Step by step solution
01
Define the Integral
We need to find the area under the curve \( y = x + 2 \) from \( x = 0 \) to \( x = 1 \). The function we are integrating is \( f(x) = x + 2 \).
02
Divide the Interval
Divide the interval \([0, 1]\) into \(n\) equal subintervals. The width of each subinterval, \(\Delta x\), is given by \(\Delta x = \frac{b-a}{n} = \frac{1-0}{n} = \frac{1}{n}\).
03
Identify Sample Points
Choose sample points in each subinterval to evaluate the function. For right endpoints, the sample point for the \(i^{th}\) subinterval is \(x_i = a + i\Delta x = 0 + i\frac{1}{n} = \frac{i}{n}\).
04
Calculate the Sum of Rectangles
The approximate area of the region under the curve can be expressed as the sum: \( S_n = \sum_{i=1}^{n} f(x_i) \Delta x \).
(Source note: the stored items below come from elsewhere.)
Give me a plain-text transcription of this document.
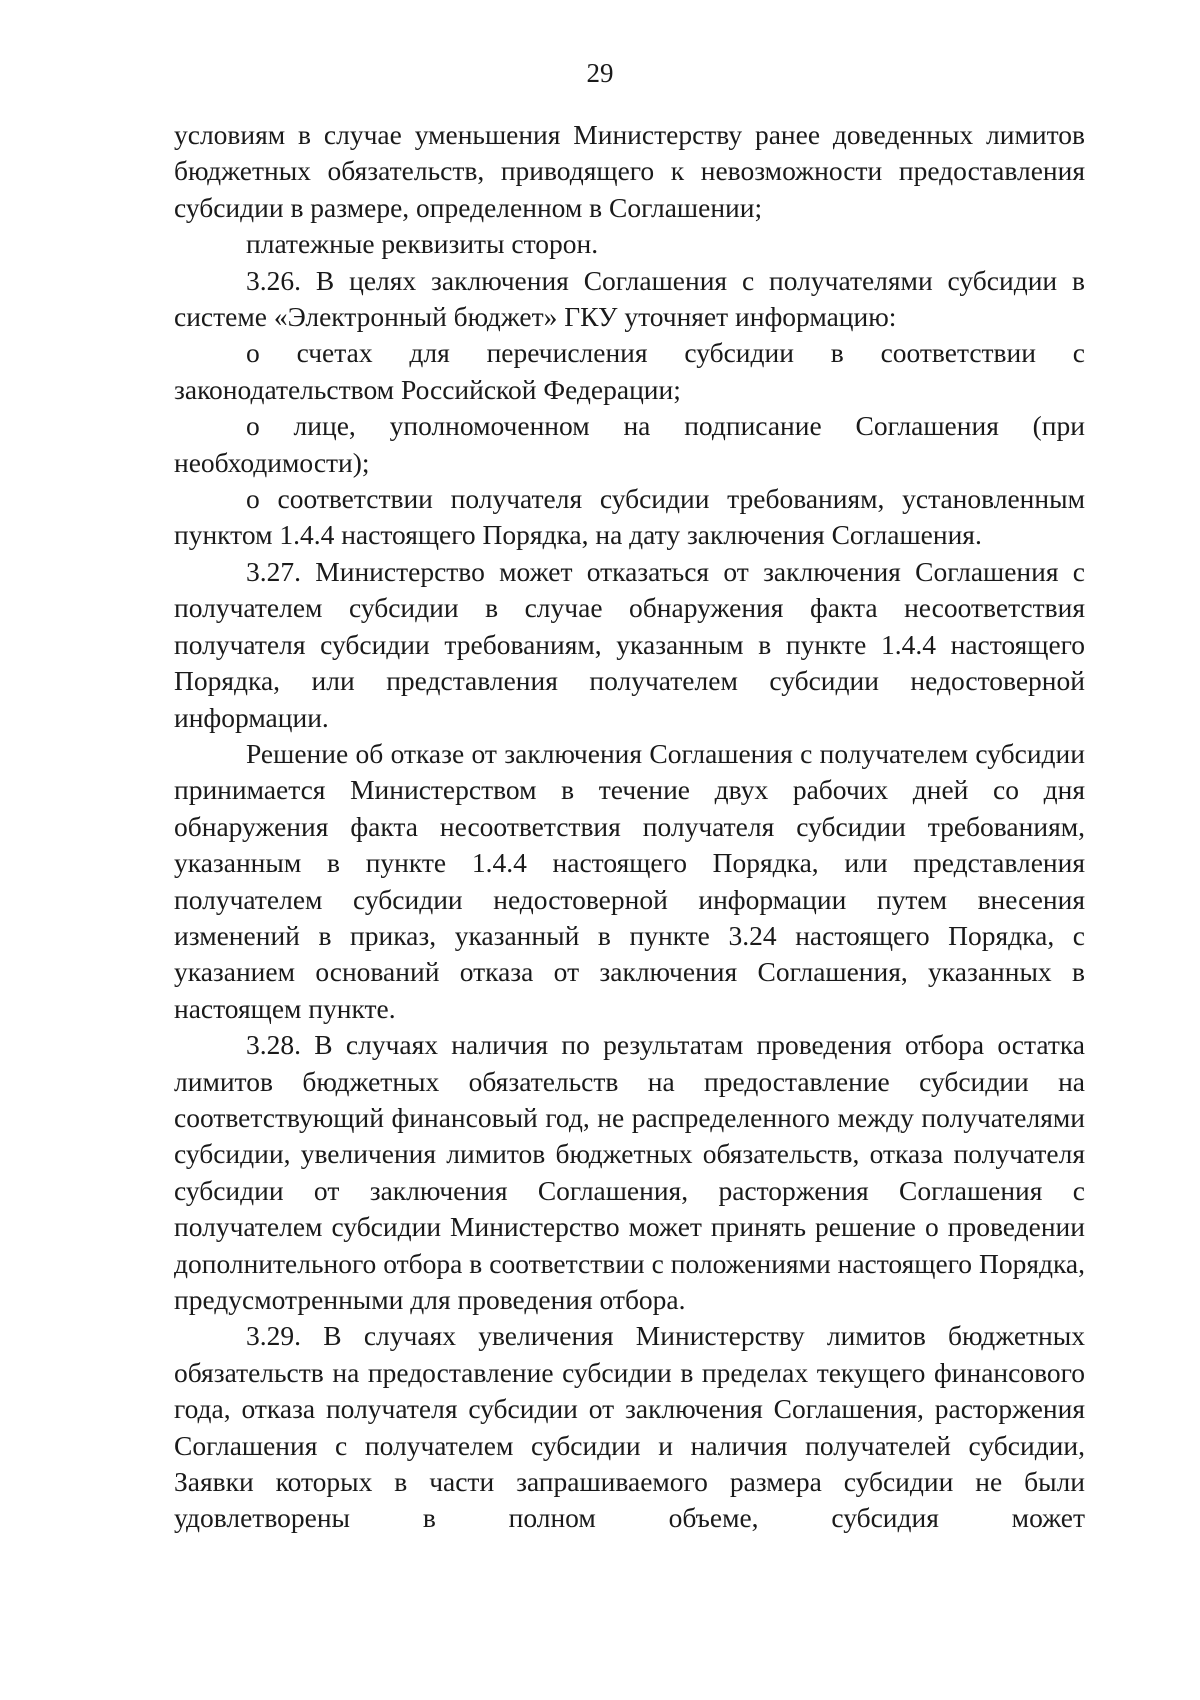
29

условиям в случае уменьшения Министерству ранее доведенных лимитов бюджетных обязательств, приводящего к невозможности предоставления субсидии в размере, определенном в Соглашении;

платежные реквизиты сторон.

3.26. В целях заключения Соглашения с получателями субсидии в системе «Электронный бюджет» ГКУ уточняет информацию:

о счетах для перечисления субсидии в соответствии с законодательством Российской Федерации;

о лице, уполномоченном на подписание Соглашения (при необходимости);

о соответствии получателя субсидии требованиям, установленным пунктом 1.4.4 настоящего Порядка, на дату заключения Соглашения.

3.27. Министерство может отказаться от заключения Соглашения с получателем субсидии в случае обнаружения факта несоответствия получателя субсидии требованиям, указанным в пункте 1.4.4 настоящего Порядка, или представления получателем субсидии недостоверной информации.

Решение об отказе от заключения Соглашения с получателем субсидии принимается Министерством в течение двух рабочих дней со дня обнаружения факта несоответствия получателя субсидии требованиям, указанным в пункте 1.4.4 настоящего Порядка, или представления получателем субсидии недостоверной информации путем внесения изменений в приказ, указанный в пункте 3.24 настоящего Порядка, с указанием оснований отказа от заключения Соглашения, указанных в настоящем пункте.

3.28. В случаях наличия по результатам проведения отбора остатка лимитов бюджетных обязательств на предоставление субсидии на соответствующий финансовый год, не распределенного между получателями субсидии, увеличения лимитов бюджетных обязательств, отказа получателя субсидии от заключения Соглашения, расторжения Соглашения с получателем субсидии Министерство может принять решение о проведении дополнительного отбора в соответствии с положениями настоящего Порядка, предусмотренными для проведения отбора.

3.29. В случаях увеличения Министерству лимитов бюджетных обязательств на предоставление субсидии в пределах текущего финансового года, отказа получателя субсидии от заключения Соглашения, расторжения Соглашения с получателем субсидии и наличия получателей субсидии, Заявки которых в части запрашиваемого размера субсидии не были удовлетворены в полном объеме, субсидия может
Substitute \(f(x_i) = \frac{i}{n} + 2\) and \(\Delta x = \frac{1}{n}\), resulting in:\[S_n = \sum_{i=1}^{n} \left(\frac{i}{n} + 2\right) \cdot \frac{1}{n} = \sum_{i=1}^{n} \left(\frac{i}{n^2} + \frac{2}{n}\right)\]
05
Simplify the Series
Separate the summation:\[S_n = \sum_{i=1}^{n} \frac{i}{n^2} + \sum_{i=1}^{n} \frac{2}{n} = \frac{1}{n^2} \sum_{i=1}^{n} i + \frac{2}{n} \sum_{i=1}^{n} 1\]Using the formulas for the sums, \(\sum_{i=1}^{n} i = \frac{n(n+1)}{2}\) and \(\sum_{i=1}^{n} 1 = n\), we have:\[S_n = \frac{1}{n^2} \cdot \frac{n(n+1)}{2} + \frac{2n}{n} = \frac{n+1}{2n} + 2\]
06
Evaluate the Limit as n Approaches Infinity
Take the limit of \( S_n \) as \( n \rightarrow \infty \):\[\lim_{{n \to \infty}} \left( \frac{n+1}{2n} + 2 \right) = \lim_{{n \to \infty}} \frac{n+1}{2n} + 2 = \lim_{{n \to \infty}} \left( \frac{n}{2n} + \frac{1}{2n} \right) + 2 = \frac{1}{2} + 0 + 2 = \frac{5}{2}\]
07
Present the Final Answer
The exact area under the curve \( y = x + 2 \) from \( x = 0 \) to \( x = 1 \) is \( \frac{5}{2} \, \text{square units}. \)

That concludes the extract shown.